Questions that were asked include whether it’s achieved the successful prevention of most forms of payment fraud, whether it successfully increased consumer rights, whether it’s still relevant following changes to technology and whether/how PSD3 is a necessary replacement of the original regulations.
Now that consultations have been concluded, bodies handling PSD3 regulations will review the answers to these questions, using them to aid any changes that they think might be needed.
Why may things be changing from the consultations?
The EU found via consultations that PSD2 was mostly successful in preventing fraud payments thanks to the introduction of SCA. Since PSD2 was first introduced, online payments have grown ever popular and with them, online payment fraud. While PSD2 did help to prevent many instances of payment fraud by requiring third parties to use Strong Customer Authentication.
This does, however, continue to exist as fraudsters find their way around open banking’s authentication systems.

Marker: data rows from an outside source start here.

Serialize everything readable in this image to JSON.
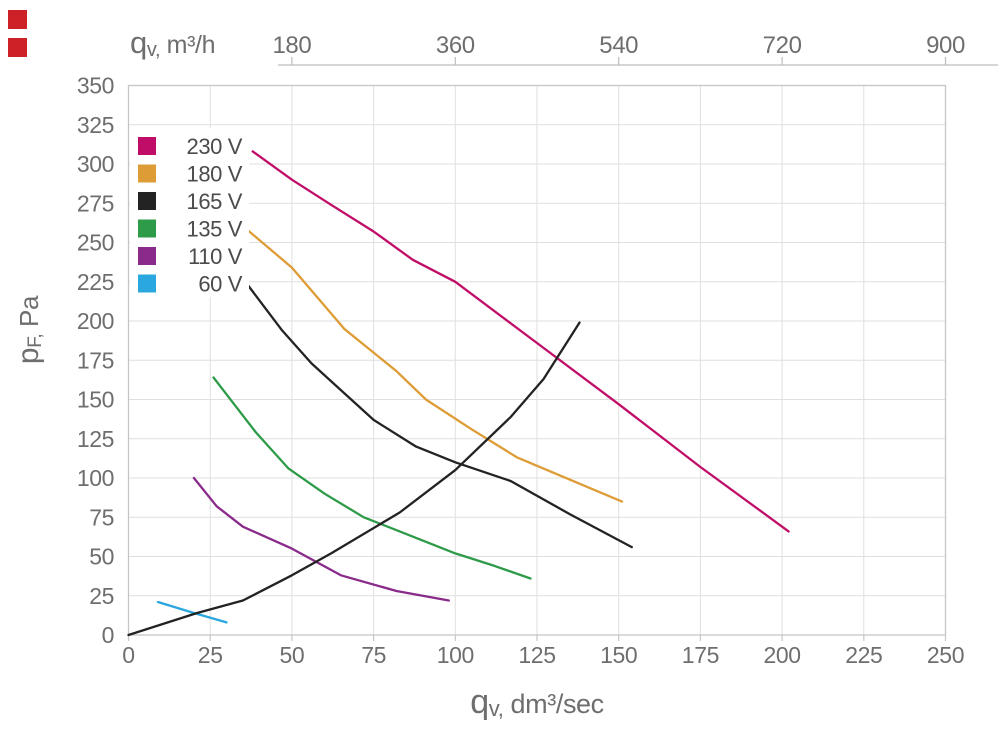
{
  "page": {
    "background": "#ffffff"
  },
  "corner_markers": {
    "color": "#cb2127",
    "items": [
      {
        "x": 8,
        "y": 10,
        "size": 19
      },
      {
        "x": 8,
        "y": 38,
        "size": 19
      }
    ]
  },
  "chart_data": {
    "type": "line",
    "title": "",
    "grid": true,
    "legend_position": "top-left-inside",
    "x_axis_bottom": {
      "title": {
        "lead": "q",
        "sub": "v,",
        "rest": " dm³/sec"
      },
      "min": 0,
      "max": 250,
      "tick_step": 25,
      "ticks": [
        0,
        25,
        50,
        75,
        100,
        125,
        150,
        175,
        200,
        225,
        250
      ]
    },
    "x_axis_top": {
      "title": {
        "lead": "q",
        "sub": "v,",
        "rest": " m³/h"
      },
      "ticks": [
        {
          "label": "180",
          "x": 50
        },
        {
          "label": "360",
          "x": 100
        },
        {
          "label": "540",
          "x": 150
        },
        {
          "label": "720",
          "x": 200
        },
        {
          "label": "900",
          "x": 250
        }
      ]
    },
    "y_axis": {
      "title": {
        "lead": "p",
        "sub": "F,",
        "rest": " Pa"
      },
      "min": 0,
      "max": 350,
      "tick_step": 25,
      "ticks": [
        0,
        25,
        50,
        75,
        100,
        125,
        150,
        175,
        200,
        225,
        250,
        275,
        300,
        325,
        350
      ]
    },
    "series": [
      {
        "name": "230 V",
        "color": "#c00d67",
        "legend": true,
        "points": [
          [
            38,
            308
          ],
          [
            50,
            290
          ],
          [
            62,
            274
          ],
          [
            75,
            257
          ],
          [
            87,
            239
          ],
          [
            100,
            225
          ],
          [
            125,
            186
          ],
          [
            150,
            147
          ],
          [
            175,
            107
          ],
          [
            202,
            66
          ]
        ]
      },
      {
        "name": "180 V",
        "color": "#dd9c35",
        "legend": true,
        "points": [
          [
            33,
            264
          ],
          [
            50,
            234
          ],
          [
            66,
            195
          ],
          [
            82,
            168
          ],
          [
            91,
            150
          ],
          [
            105,
            131
          ],
          [
            119,
            113
          ],
          [
            135,
            99
          ],
          [
            151,
            85
          ]
        ]
      },
      {
        "name": "165 V",
        "color": "#232323",
        "legend": true,
        "points": [
          [
            35,
            227
          ],
          [
            47,
            194
          ],
          [
            56,
            173
          ],
          [
            75,
            137
          ],
          [
            88,
            120
          ],
          [
            100,
            110
          ],
          [
            117,
            98
          ],
          [
            135,
            77
          ],
          [
            154,
            56
          ]
        ]
      },
      {
        "name": "135 V",
        "color": "#2e9b48",
        "legend": true,
        "points": [
          [
            26,
            164
          ],
          [
            39,
            129
          ],
          [
            49,
            106
          ],
          [
            60,
            90
          ],
          [
            72,
            75
          ],
          [
            83,
            66
          ],
          [
            100,
            52
          ],
          [
            112,
            44
          ],
          [
            123,
            36
          ]
        ]
      },
      {
        "name": "110 V",
        "color": "#8a2a8a",
        "legend": true,
        "points": [
          [
            20,
            100
          ],
          [
            27,
            82
          ],
          [
            35,
            69
          ],
          [
            50,
            55
          ],
          [
            65,
            38
          ],
          [
            82,
            28
          ],
          [
            98,
            22
          ]
        ]
      },
      {
        "name": "60 V",
        "color": "#2ba7df",
        "legend": true,
        "points": [
          [
            9,
            21
          ],
          [
            20,
            14
          ],
          [
            30,
            8
          ]
        ]
      },
      {
        "name": "system-curve",
        "color": "#232323",
        "legend": false,
        "points": [
          [
            0,
            0
          ],
          [
            21,
            14
          ],
          [
            35,
            22
          ],
          [
            50,
            38
          ],
          [
            62,
            52
          ],
          [
            83,
            78
          ],
          [
            100,
            105
          ],
          [
            117,
            139
          ],
          [
            127,
            163
          ],
          [
            138,
            199
          ]
        ]
      }
    ],
    "colors": {
      "grid": "#dfdfdf",
      "border": "#c6c6c6",
      "tick_text": "#6e6e6e",
      "axis_title": "#6e6e6e",
      "legend_text": "#4b4b4b",
      "top_axis_line": "#bdbdbd",
      "legend_bg": "#ffffff"
    }
  }
}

This can be done via phishing or SIM swapping techniques – although it’s much harder than it used to be before PSD2.
The new regulations are set to answer questions around whether it’s possible to either strengthen pre-existing SCA, or whether it needs to be replaced by a new form of authentication to combat these new types of online fraud that are emerging.
Some other ideas for PSD3 include whether there should be any limits on contactless card payments (and the security surrounding that), or whether the SCA period needs to be extended from 90 to 180 days to reduce the friction that customers experience when purchasing an item. Another big question is whether cryptocurrencies can be left unregulated.
It might be that no changes are required or currently possible for the PSD2. In which case, the PSD2 won’t be updated. However, it’s looking increasingly likely that at least some changes will happen to the PSD2, since the huge changes in consumer needs, behavior and technology that have emerged since the legislation was introduced.
How might PSD3 affect the payments industry?
If PSD3 changes do come into force by 2026, you can expect them to change the payments industry landscape. But how exactly it will change is not certain yet, and depends very much on what parts of the current legislation is updated or left as is. With a key focus of PSD3 consultations being customer safety, it’s likely that consumers and organizations will have further protections that either go beyond or reinforce SCA. Not only that, it’s likely to provide additional safety for national and local economies too.
PSD3 might also standardize application programming interfaces (APIs) as suggested by the European Banking Authority, providing an EU standard which has to be complied with. The idea is that this will reduce the number of barriers faced by FinTech companies looking to access customer account data from banks and other financial institutions. That’s because as there are no standardized bank APIs, it can be difficult for them to connect to them all without considerable effort.
The European Banking Authority also recommended that some payment services need to be more clearly distinguished from others, such as in the case of the money remittance business.
Like with PSD2, there will be penalties for not complying with the new PSD3 regulations once they’re made mandatory. This is more of a concern for payment processors than the merchants that rely on them.
At the end of the day, PSD3 compliance will be mandatory for all payment processors in around three years after the EU law comes into play. It’s worth considering working out how this will affect your business as soon as it is possible to do so, as it probably won’t be easy to quickly adapt to changes if there are any. It’ll probably take five years for the implementation deadline, if the PSD2’s timeline is anything to go on.